7. Recommended stable setup for Next.js 15
A clean baseline usually looks like this:
node -v
npm -v
npx create-next-app@latest my-app
cd my-app
npm install
npm install clsx
npx shadcn@latest init
This sequence avoids package manager drift and confirms that both dependency installation and CLI execution work correctly.
Common Edge Cases
- Using Bun, pnpm, and npm interchangeably: This often creates incompatible lockfile state. Delete all lockfiles and reinstall with only one manager.

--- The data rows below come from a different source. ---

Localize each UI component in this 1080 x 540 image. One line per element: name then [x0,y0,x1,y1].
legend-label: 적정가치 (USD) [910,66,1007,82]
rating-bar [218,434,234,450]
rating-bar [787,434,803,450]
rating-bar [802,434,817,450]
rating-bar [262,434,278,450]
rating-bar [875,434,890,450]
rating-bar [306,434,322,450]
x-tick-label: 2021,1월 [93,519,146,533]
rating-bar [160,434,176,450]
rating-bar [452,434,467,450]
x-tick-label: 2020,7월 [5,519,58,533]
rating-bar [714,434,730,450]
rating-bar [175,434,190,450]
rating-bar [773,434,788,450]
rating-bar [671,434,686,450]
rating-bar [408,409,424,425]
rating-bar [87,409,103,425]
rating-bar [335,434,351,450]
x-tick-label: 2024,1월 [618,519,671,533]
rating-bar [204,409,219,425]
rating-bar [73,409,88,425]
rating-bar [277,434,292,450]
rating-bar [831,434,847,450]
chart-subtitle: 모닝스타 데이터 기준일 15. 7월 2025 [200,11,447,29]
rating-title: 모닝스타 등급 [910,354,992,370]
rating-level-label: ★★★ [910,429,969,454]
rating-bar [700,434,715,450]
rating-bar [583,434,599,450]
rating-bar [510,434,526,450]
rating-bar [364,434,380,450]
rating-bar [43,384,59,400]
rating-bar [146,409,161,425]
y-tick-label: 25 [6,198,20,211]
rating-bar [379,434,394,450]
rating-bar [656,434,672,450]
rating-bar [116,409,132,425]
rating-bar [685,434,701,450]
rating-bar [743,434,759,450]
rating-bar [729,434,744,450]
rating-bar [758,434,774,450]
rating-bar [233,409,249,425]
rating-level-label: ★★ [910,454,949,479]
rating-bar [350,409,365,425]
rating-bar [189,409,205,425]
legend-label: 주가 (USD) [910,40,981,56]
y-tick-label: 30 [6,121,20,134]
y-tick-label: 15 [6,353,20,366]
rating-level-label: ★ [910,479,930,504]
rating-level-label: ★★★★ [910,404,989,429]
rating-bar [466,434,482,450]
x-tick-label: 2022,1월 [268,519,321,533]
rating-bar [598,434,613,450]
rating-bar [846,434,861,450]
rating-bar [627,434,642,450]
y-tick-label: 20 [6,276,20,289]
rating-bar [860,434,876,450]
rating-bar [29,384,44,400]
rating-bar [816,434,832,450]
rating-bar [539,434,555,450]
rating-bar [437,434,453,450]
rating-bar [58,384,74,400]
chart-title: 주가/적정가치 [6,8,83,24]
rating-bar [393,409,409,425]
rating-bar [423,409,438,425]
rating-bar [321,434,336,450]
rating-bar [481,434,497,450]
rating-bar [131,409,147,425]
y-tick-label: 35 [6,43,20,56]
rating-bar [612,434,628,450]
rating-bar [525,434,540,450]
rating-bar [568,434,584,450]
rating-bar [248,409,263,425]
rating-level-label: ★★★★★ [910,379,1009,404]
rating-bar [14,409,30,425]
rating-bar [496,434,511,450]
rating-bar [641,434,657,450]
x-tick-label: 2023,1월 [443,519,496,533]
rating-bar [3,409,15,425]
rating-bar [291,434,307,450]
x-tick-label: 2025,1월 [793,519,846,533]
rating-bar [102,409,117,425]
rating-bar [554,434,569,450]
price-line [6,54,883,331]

- Node installed globally but terminal uses another version: This is common with nvm, Volta, or system package managers. Confirm with
which nodeorwhere node. - Permission errors: If npm cannot write to its cache or global directories, installs may fail. Avoid using
sudo npm installinside app projects. - Private registry authentication: If your machine is configured for a private npm registry, public packages may fail unless the registry is reset or authenticated properly.
- Post-install script failures: Some packages fail during install because native dependencies or shell tooling are missing, making it look like all packages are broken.
- Broken repo state after cloning: If the linked repository contains stale lockfiles from another environment, a fresh clone plus clean reinstall is often necessary.
FAQ
Is this a Next.js 15 bug or an npm environment issue?
In most cases, it is an npm/package manager environment issue. Next.js 15 may expose the problem during project setup, but it usually does not cause all installs to fail by itself.
Why does create-next-app work, but installing another library fails?
create-next-app can succeed with one execution path while later commands fail because of cache corruption, registry configuration, or a different package manager being used afterward.
Should I delete the lockfile and node_modules?
Yes, if installs are failing repeatedly. Removing node_modules and all lockfiles is the safest way to eliminate corrupted dependency state before reinstalling with one consistent package manager.
If you are debugging the linked reproduction, start with a clean Node LTS version, remove all install artifacts, use only one package manager, and verify the npm registry. That resolves the majority of “cannot install any libraries” reports in fresh Next.js 15 apps.